In common lingo, if F1 is about speed, the World Endurance Championship is about resolve. But put racing shoes on and the World Endurance Championship, true to its DNA, delivers a culmination of various factors that test a driver’s true potential. The simple unbent rule puts to focus an alignment of a driver’s resolve and obduracy. And who better to represent the rare combination other than Fernando Alonso?
Forza Fernando
There’s always an unbridled excitement when Fernando Alonso sits inside a racing car. And it becomes incredibly palpable when he wins races. Although one mustn’t forget the term victory and Fernando Alonso haven’t been used in the same sentence since past 5 years in motor racing. So it was only ideal that the enigmatic Spaniard castigated his vague history of winless runs at possibly one of the most enticing racing tracks and in arguably the best format for testing his character. Therefore, a win at Spa Francorchamps in his debut run at the World Endurance Championship could be termed a sweet vindication.
The spectacle presents the Fernando Alonso we are so accustomed to celebrating. Albeit the one who’d disappeared somewhere thanks to lackluster cars and impossible to handle machines that were propelled more by mediocrity than by a dependable power unit.

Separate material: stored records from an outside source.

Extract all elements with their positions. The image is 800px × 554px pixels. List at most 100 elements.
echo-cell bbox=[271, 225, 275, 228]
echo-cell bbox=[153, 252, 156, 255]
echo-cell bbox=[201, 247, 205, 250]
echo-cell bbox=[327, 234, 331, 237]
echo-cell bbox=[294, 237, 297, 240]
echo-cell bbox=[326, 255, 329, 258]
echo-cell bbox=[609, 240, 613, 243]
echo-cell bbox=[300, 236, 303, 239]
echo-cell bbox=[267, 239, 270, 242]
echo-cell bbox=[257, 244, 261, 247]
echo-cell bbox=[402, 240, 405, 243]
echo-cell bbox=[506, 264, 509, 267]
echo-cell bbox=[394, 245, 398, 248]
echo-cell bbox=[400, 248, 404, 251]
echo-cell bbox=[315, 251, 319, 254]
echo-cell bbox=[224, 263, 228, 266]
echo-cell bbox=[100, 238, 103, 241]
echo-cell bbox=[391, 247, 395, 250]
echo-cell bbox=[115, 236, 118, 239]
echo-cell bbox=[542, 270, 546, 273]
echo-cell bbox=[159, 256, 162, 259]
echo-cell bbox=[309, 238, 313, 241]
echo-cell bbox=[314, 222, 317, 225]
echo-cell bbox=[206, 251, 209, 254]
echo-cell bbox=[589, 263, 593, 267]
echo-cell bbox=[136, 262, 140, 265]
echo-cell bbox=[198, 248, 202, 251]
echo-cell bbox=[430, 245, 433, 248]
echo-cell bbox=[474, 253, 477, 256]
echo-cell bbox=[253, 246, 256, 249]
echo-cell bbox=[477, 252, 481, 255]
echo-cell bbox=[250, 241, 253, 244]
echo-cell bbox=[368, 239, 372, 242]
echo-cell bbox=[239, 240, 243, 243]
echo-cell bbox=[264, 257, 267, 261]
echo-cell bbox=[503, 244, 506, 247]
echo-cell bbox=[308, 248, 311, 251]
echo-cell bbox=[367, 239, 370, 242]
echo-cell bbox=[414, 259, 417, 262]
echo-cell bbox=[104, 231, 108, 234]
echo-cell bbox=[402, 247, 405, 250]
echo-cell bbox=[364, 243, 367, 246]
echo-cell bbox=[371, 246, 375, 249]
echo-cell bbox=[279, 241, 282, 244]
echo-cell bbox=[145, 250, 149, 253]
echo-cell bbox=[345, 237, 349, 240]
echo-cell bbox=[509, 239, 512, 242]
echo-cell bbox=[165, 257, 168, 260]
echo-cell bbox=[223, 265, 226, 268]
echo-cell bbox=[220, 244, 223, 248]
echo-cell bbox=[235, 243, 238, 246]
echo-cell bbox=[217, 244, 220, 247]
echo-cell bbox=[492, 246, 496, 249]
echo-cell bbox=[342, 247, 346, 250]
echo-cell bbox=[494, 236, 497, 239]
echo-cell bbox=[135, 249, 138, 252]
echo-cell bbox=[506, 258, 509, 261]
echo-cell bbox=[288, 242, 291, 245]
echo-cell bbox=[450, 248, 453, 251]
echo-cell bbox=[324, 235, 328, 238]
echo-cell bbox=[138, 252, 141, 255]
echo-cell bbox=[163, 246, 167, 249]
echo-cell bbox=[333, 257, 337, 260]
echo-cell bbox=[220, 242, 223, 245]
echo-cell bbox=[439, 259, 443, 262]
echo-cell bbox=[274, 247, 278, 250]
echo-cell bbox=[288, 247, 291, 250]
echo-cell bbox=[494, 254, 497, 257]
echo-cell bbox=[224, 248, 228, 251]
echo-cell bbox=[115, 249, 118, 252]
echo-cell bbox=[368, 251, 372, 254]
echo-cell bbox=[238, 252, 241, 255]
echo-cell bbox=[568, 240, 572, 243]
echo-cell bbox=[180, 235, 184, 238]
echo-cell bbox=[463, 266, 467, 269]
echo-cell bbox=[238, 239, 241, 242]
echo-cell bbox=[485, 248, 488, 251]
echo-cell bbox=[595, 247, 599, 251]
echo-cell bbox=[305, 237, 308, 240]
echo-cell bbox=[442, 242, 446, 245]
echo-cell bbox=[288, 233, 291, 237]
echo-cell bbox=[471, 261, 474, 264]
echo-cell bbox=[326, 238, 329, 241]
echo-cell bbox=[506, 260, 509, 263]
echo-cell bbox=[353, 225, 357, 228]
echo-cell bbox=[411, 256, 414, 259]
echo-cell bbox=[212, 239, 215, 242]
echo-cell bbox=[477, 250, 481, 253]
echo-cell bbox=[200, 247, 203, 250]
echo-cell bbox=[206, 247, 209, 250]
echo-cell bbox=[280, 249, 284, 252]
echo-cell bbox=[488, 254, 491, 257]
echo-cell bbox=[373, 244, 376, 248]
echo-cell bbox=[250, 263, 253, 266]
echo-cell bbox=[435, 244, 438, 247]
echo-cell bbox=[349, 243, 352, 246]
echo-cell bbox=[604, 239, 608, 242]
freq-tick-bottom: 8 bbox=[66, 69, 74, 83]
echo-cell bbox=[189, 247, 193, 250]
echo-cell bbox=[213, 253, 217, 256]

In his perfect star to May, the McLaren F1 driver teamed up with former F1 drivers Kazuki Nakajima Sebastian Buemi to rule at Spa Francorchamps.
6 hours of constant racing and one enigmatic team on top- Alonso’s Belgian triumph, his first at World Endurance Championship speaks a thing or two about his character. He’s been constantly grappling with challenges thus far since his switch to McLaren and after his debut win with Toyota in their S050 Hybrid- seems ever capable to fight.
Don’t discount Alonso just yet
But Alonso’s journey of late hasn’t been the easiest, one must remember. Someone so used to being a frontrunner to win GPs and ending up (ever since his move to McLaren) being a back-marker, hasn’t succumbed to the changing vagaries of time. And in Alonso’s ebb, the changes have been insufferable, for lack of a better word. Forgetful 2017 and 2016 seasons with a recalcitrant McLaren meant that life was only going to be tougher in the seasons ahead. Just then, perhaps with an interjection of fate, the McLaren partnership with a loathsome Honda engine ended and there came Renault into the picture.
This, it has to be said has shown brightly on El Nino’s results. The same driver who by this time had registered 3 DNFs in the previous season, has driven home 28 points, including a best-place finish of P5 at Baku.
In cracking up a great race at the picturesque Ardennes in Belgium, Alonso’s Toyota TS050 hybrid finished just 1.444 seconds ahead of the second Toyota outfit.
Staring at scaling a rare peak
Going forward in 2018, there’s going to be no stopping Fernando Alonso. Having not competed at Le Mans, a new hope and platform where the dogged driver hopes to race, Alonso’s current confidence having won 6 hours of Spa Francorchamps (WEC) is on a new level.
So far, the only driver to have secured a triple crown- a rarity one of a kind- to have won Monaco Grand Prix, Le Mans and the Indy 500 is Britain’s legend Graham Hill. Alonso, with Le Mans in sight, plans to secure the rare troika, having raced at Indy 500 earlier where despite an engine failure his race ended prematurely, his feisty efforts earned him the ‘rookie of the year’ award.